Studies on the Composition of the Mitochondrial Sulfite Oxidase System

Abstract

Making use of the difference in oxygen affinity between sulfite oxidase [EC 1. 8. 3. 1] and the mitochondrial sulfite oxidase system, the composition of the sulfite oxidase system of rat and mouse liver mitochondria was studied polarographically.
Cyanide showed a profound inhibition of sulfite oxidation by mitochondria at lower oxygen concentrations, but did not show any inhibition at higher oxygen concentrations. Sonicated mitochondria and also a crude supernatant fraction from the sonicated mitochondria showed relatively high sulfite oxidation activity at higher oxygen concentrations but the activity diminished as the oxygen concentration decreased. The addition of cytochrome c caused a marked increase in the reaction velocity at lower oxygen concentrations. By gel filtration of a concentrate of the crude supernatant, a finely dispersed particulate fraction containing cytochrome oxidase [EC 1. 9. 3. 1] and a soluble fraction containing sulfite oxidase were separated. Both of these fractions and also cytochrome c were necessary for the reconstitution of the system with high affinity for oxygen. A high oxygen affinity system was also reconstituted in the presence of catalase [EC 1. 11. 1. 6] with cytochrome oxidase, cytochrome c, and a more highly purified preparation of sulfite oxidase. Catalase exerted a protective effect on this system against inactivation during catalysis.

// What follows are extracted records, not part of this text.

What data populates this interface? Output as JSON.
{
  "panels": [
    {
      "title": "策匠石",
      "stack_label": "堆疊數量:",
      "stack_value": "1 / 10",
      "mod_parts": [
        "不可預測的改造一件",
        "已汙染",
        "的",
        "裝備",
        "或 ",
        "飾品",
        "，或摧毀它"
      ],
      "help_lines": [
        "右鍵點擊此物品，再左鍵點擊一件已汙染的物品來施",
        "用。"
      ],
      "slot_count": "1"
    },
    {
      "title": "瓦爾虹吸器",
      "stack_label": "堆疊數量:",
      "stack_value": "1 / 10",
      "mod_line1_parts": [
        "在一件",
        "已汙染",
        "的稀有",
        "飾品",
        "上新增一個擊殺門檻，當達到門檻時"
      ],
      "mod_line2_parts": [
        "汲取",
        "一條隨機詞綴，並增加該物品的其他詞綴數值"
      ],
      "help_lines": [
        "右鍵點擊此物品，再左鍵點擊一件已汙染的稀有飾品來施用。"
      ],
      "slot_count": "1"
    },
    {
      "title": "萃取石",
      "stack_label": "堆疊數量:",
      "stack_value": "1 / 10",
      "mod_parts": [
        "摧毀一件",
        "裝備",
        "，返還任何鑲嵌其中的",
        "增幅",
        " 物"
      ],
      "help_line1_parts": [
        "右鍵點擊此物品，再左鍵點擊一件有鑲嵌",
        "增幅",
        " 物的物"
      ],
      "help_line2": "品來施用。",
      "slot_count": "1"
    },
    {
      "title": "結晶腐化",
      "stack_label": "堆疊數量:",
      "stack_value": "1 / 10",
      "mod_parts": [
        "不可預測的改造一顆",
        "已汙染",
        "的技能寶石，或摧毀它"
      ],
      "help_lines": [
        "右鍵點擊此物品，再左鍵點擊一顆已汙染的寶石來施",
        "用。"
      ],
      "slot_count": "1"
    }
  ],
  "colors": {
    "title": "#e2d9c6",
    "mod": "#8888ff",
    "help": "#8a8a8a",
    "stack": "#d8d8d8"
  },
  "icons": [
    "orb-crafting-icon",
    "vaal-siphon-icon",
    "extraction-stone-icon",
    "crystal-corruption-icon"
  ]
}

Carefully prepared phosphorylation-coupled mitochondria often, but not always, showed respiratory control when sulfite was used as a substrate. The respiratory control rate observed was about the same as that of ascorbate-tetramethyl-p-phenylene diamine (TMPD), a known electron donor system for cytochrome c. Experimental results suggested that the reduction of cytochrome c was the rate-limiting or nearly rate-limiting step in oxidative phosphorylation of the sulfite oxidase system.
These results provide further support and more direct evidence for the recent view that, in intact mitochondria, electrons are transferred from sulfite oxidase to oxygen via cytochrome c and cytochrome oxidase.
Sulfite inhibited the state 3 oxidation of glutamate by mitochondira, but not those of succinate and malate.